Lata, S, Venkatesh, P, Temkar, S, Selvan, H, Gupta, V, Dada, T, Upadhyay, AD, Sihota, R
Retina (Philadelphia, Pa.). 2020;(3):537-545
Abstract
PURPOSE To compare intraocular pressure, anterior segment optical coherence tomography, and ultrasound biomicroscopy parameters over 3 months after panretinal photocoagulation (PRP) for proliferative diabetic retinopathy after 1 of 2 sittings by conventional laser (half PRP) and a single sitting of Pattern Scan Laser (PASCAL) PRP. METHODS This was a prospective, randomized, interventional study.

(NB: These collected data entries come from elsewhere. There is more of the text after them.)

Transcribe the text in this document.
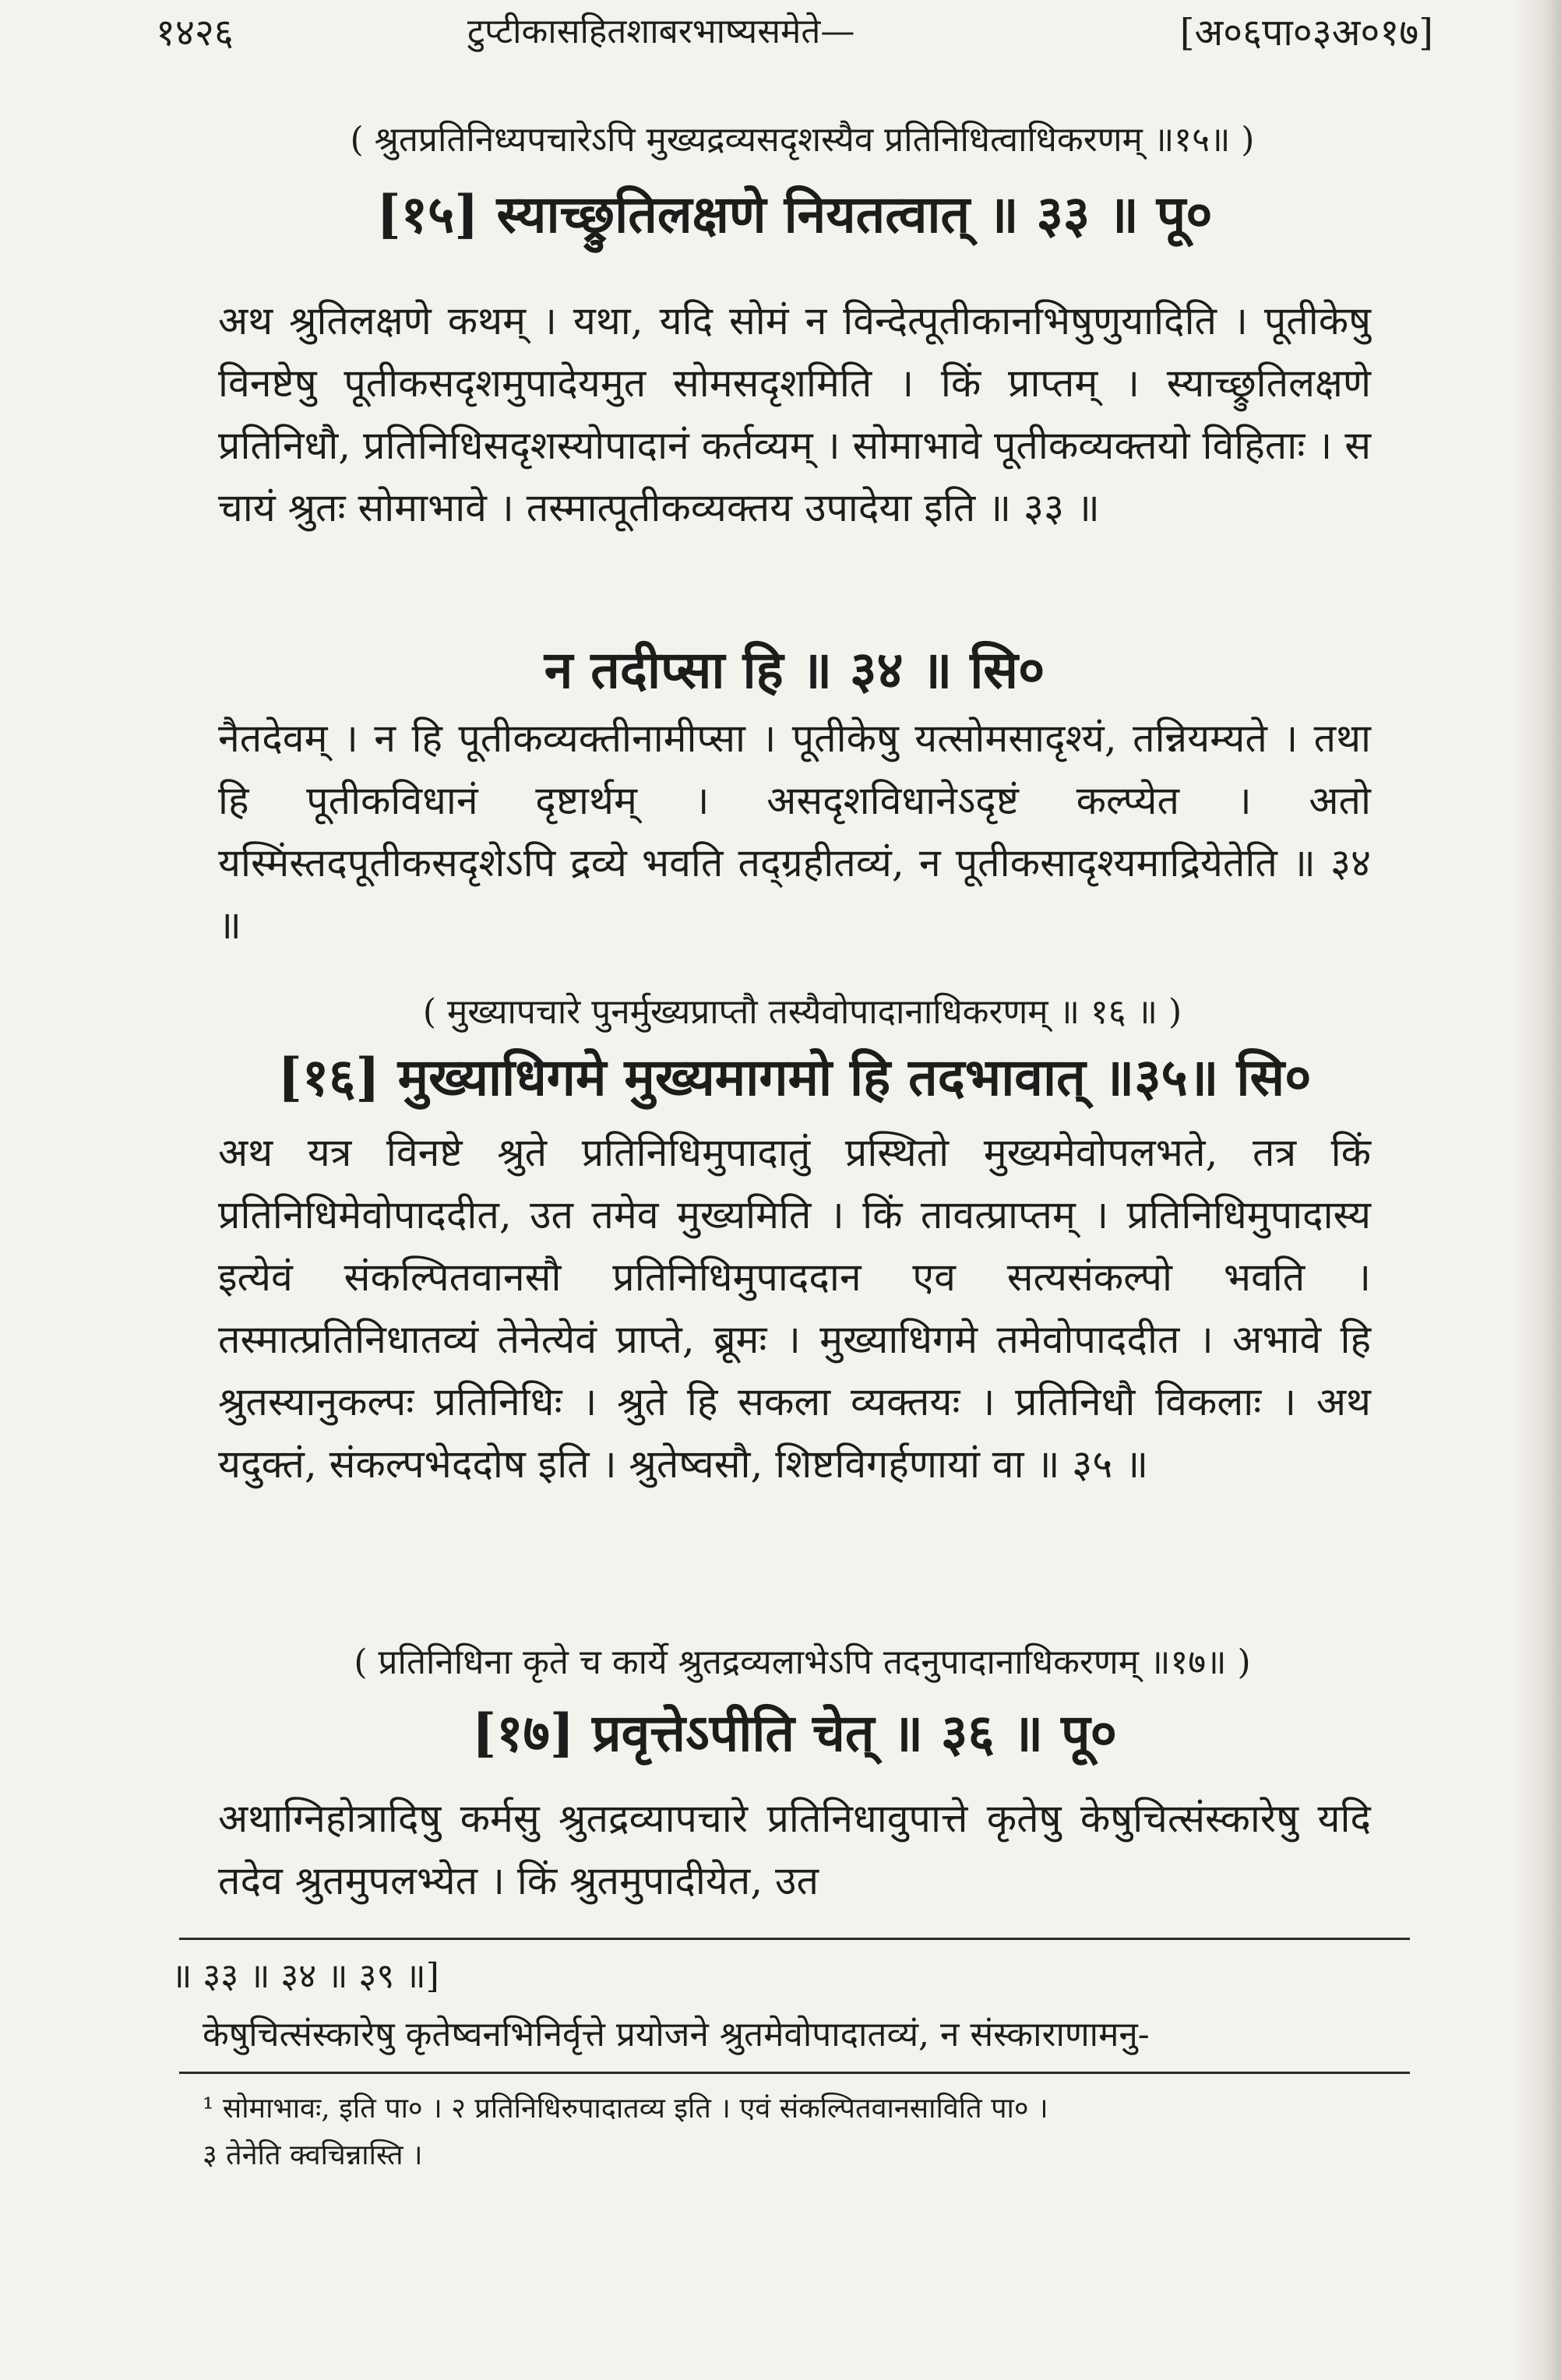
१४२६	टुप्टीकासहितशाबरभाष्यसमेते—	[अ०६पा०३अ०१७]
( श्रुतप्रतिनिध्यपचारेऽपि मुख्यद्रव्यसदृशस्यैव प्रतिनिधित्वाधिकरणम् ॥१५॥ )
[१५] स्याच्छ्रुतिलक्षणे नियतत्वात् ॥ ३३ ॥ पू०
अथ श्रुतिलक्षणे कथम् । यथा, यदि सोमं न विन्देत्पूतीकानभिषुणुयादिति । पूतीकेषु विनष्टेषु पूतीकसदृशमुपादेयमुत सोमसदृशमिति । किं प्राप्तम् । स्याच्छ्रुतिलक्षणे प्रतिनिधौ, प्रतिनिधिसदृशस्योपादानं कर्तव्यम् । सोमाभावे पूतीकव्यक्तयो विहिताः । स चायं श्रुतः सोमाभावे । तस्मात्पूतीकव्यक्तय उपादेया इति ॥ ३३ ॥
न तदीप्सा हि ॥ ३४ ॥ सि०
नैतदेवम् । न हि पूतीकव्यक्तीनामीप्सा । पूतीकेषु यत्सोमसादृश्यं, तन्नियम्यते । तथा हि पूतीकविधानं दृष्टार्थम् । असदृशविधानेऽदृष्टं कल्प्येत । अतो यस्मिंस्तदपूतीकसदृशेऽपि द्रव्ये भवति तद्ग्रहीतव्यं, न पूतीकसादृश्यमाद्रियेतेति ॥ ३४ ॥
( मुख्यापचारे पुनर्मुख्यप्राप्तौ तस्यैवोपादानाधिकरणम् ॥ १६ ॥ )
[१६] मुख्याधिगमे मुख्यमागमो हि तदभावात् ॥३५॥ सि०
अथ यत्र विनष्टे श्रुते प्रतिनिधिमुपादातुं प्रस्थितो मुख्यमेवोपलभते, तत्र किं प्रतिनिधिमेवोपाददीत, उत तमेव मुख्यमिति । किं तावत्प्राप्तम् । प्रतिनिधिमुपादास्य इत्येवं संकल्पितवानसौ प्रतिनिधिमुपाददान एव सत्यसंकल्पो भवति । तस्मात्प्रतिनिधातव्यं तेनेत्येवं प्राप्ते, ब्रूमः । मुख्याधिगमे तमेवोपाददीत । अभावे हि श्रुतस्यानुकल्पः प्रतिनिधिः । श्रुते हि सकला व्यक्तयः । प्रतिनिधौ विकलाः । अथ यदुक्तं, संकल्पभेददोष इति । श्रुतेष्वसौ, शिष्टविगर्हणायां वा ॥ ३५ ॥
( प्रतिनिधिना कृते च कार्ये श्रुतद्रव्यलाभेऽपि तदनुपादानाधिकरणम् ॥१७॥ )
[१७] प्रवृत्तेऽपीति चेत् ॥ ३६ ॥ पू०
अथाग्निहोत्रादिषु कर्मसु श्रुतद्रव्यापचारे प्रतिनिधावुपात्ते कृतेषु केषुचित्संस्कारेषु यदि तदेव श्रुतमुपलभ्येत । किं श्रुतमुपादीयेत, उत
॥ ३३ ॥ ३४ ॥ ३९ ॥]
केषुचित्संस्कारेषु कृतेष्वनभिनिर्वृत्ते प्रयोजने श्रुतमेवोपादातव्यं, न संस्काराणामनु-
¹ सोमाभावः, इति पा० । २ प्रतिनिधिरुपादातव्य इति । एवं संकल्पितवानसाविति पा० ।
३ तेनेति क्वचिन्नास्ति ।
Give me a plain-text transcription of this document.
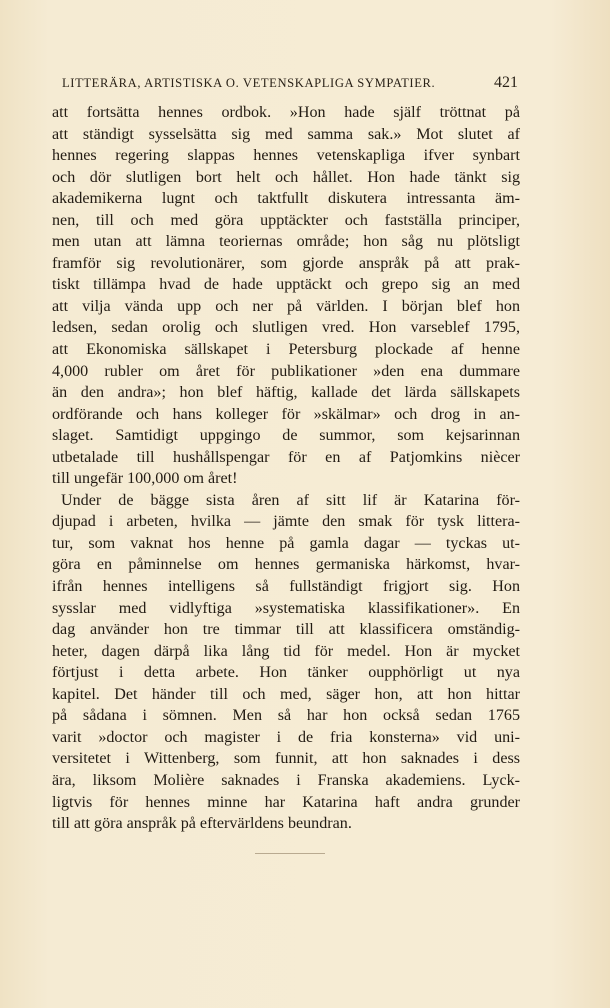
LITTERÄRA, ARTISTISKA O. VETENSKAPLIGA SYMPATIER.	421
att fortsätta hennes ordbok. »Hon hade själf tröttnat på
att ständigt sysselsätta sig med samma sak.» Mot slutet af
hennes regering slappas hennes vetenskapliga ifver synbart
och dör slutligen bort helt och hållet. Hon hade tänkt sig
akademikerna lugnt och taktfullt diskutera intressanta äm-
nen, till och med göra upptäckter och fastställa principer,
men utan att lämna teoriernas område; hon såg nu plötsligt
framför sig revolutionärer, som gjorde anspråk på att prak-
tiskt tillämpa hvad de hade upptäckt och grepo sig an med
att vilja vända upp och ner på världen. I början blef hon
ledsen, sedan orolig och slutligen vred. Hon varseblef 1795,
att Ekonomiska sällskapet i Petersburg plockade af henne
4,000 rubler om året för publikationer »den ena dummare
än den andra»; hon blef häftig, kallade det lärda sällskapets
ordförande och hans kolleger för »skälmar» och drog in an-
slaget. Samtidigt uppgingo de summor, som kejsarinnan
utbetalade till hushållspengar för en af Patjomkins niècer
till ungefär 100,000 om året!
Under de bägge sista åren af sitt lif är Katarina för-
djupad i arbeten, hvilka — jämte den smak för tysk littera-
tur, som vaknat hos henne på gamla dagar — tyckas ut-
göra en påminnelse om hennes germaniska härkomst, hvar-
ifrån hennes intelligens så fullständigt frigjort sig. Hon
sysslar med vidlyftiga »systematiska klassifikationer». En
dag använder hon tre timmar till att klassificera omständig-
heter, dagen därpå lika lång tid för medel. Hon är mycket
förtjust i detta arbete. Hon tänker oupphörligt ut nya
kapitel. Det händer till och med, säger hon, att hon hittar
på sådana i sömnen. Men så har hon också sedan 1765
varit »doctor och magister i de fria konsterna» vid uni-
versitetet i Wittenberg, som funnit, att hon saknades i dess
ära, liksom Molière saknades i Franska akademiens. Lyck-
ligtvis för hennes minne har Katarina haft andra grunder
till att göra anspråk på eftervärldens beundran.
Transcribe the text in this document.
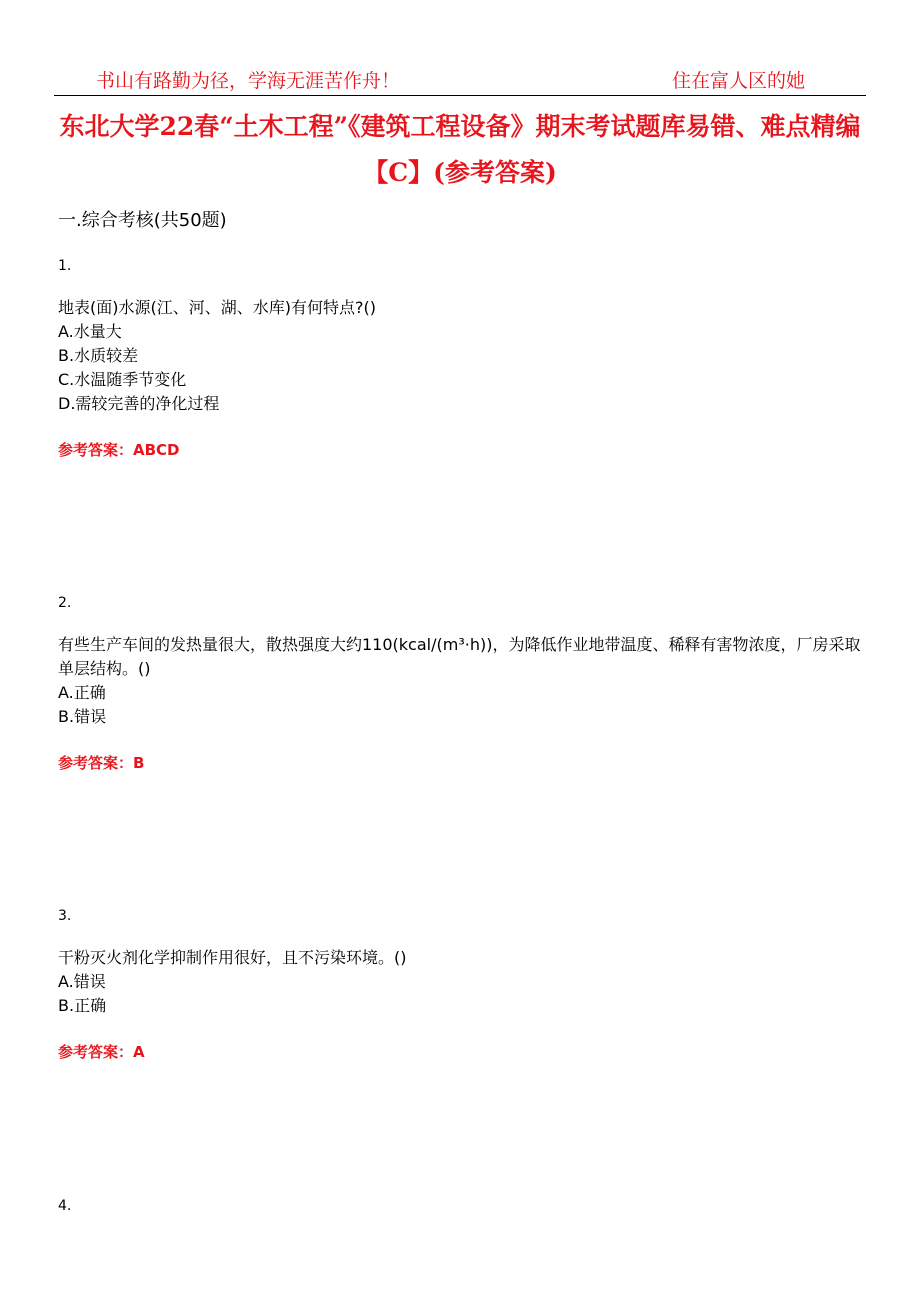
书山有路勤为径，学海无涯苦作舟！	住在富人区的她
东北大学22春“土木工程”《建筑工程设备》期末考试题库易错、难点精编【C】(参考答案)
一.综合考核(共50题)
1.

地表(面)水源(江、河、湖、水库)有何特点?()

A.水量大
B.水质较差
C.水温随季节变化
D.需较完善的净化过程
参考答案：ABCD
2.

有些生产车间的发热量很大，散热强度大约110(kcal/(m³·h))，为降低作业地带温度、稀释有害物浓度，厂房采取单层结构。()

A.正确
B.错误
参考答案：B
3.

干粉灭火剂化学抑制作用很好，且不污染环境。()

A.错误
B.正确
参考答案：A
4.
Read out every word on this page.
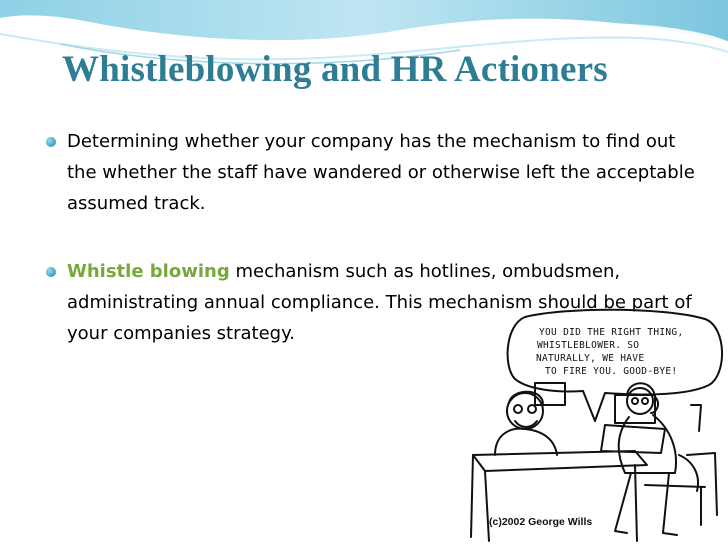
Whistleblowing and HR Actioners
Determining whether your company has the mechanism to find out the whether the staff have wandered or otherwise left the acceptable assumed track.
Whistle blowing mechanism such as hotlines, ombudsmen, administrating annual compliance. This mechanism should be part of your companies strategy.	YOU DID THE RIGHT THING,
WHISTLEBLOWER. SO
NATURALLY, WE HAVE
TO FIRE YOU. GOOD-BYE!
(c)2002 George Wills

All tests were performed at baseline, and at 1, 6, and 24 hours, and 1, 4, 8, and 12 weeks after PRP. RESULTS The intraocular pressure at 1 hour and 6 hours after PRP was significantly raised in both groups. Mean intraocular pressure was 21.17 ± 4.01 mmHg after PASCAL and 17.48 ± 3 mmHg after conventional laser at 1 hour, P < 0.001. On anterior segment optical coherence tomography, conventional laser PRP caused a more significant narrowing of angle-opening distance (AOD750) and trabecular-iris space area (TISA 500), P = 0.03 and 0.04, respectively, on Day 1. Ultrasound biomicroscopy showed a significantly narrow angle in both groups on Day 1. A significant increase in ciliary body thickness was observed in both groups, with 57.1% of PASCAL and 100% of conventionally treated eyes showing ciliary effusion on Day 1 that decreased but persisted for the next 3 months. CONCLUSION Performing PRP in sittings, prescribing previous glaucoma medications in patients at risk, and recording intraocular pressure an hour after the PRP could decrease complications.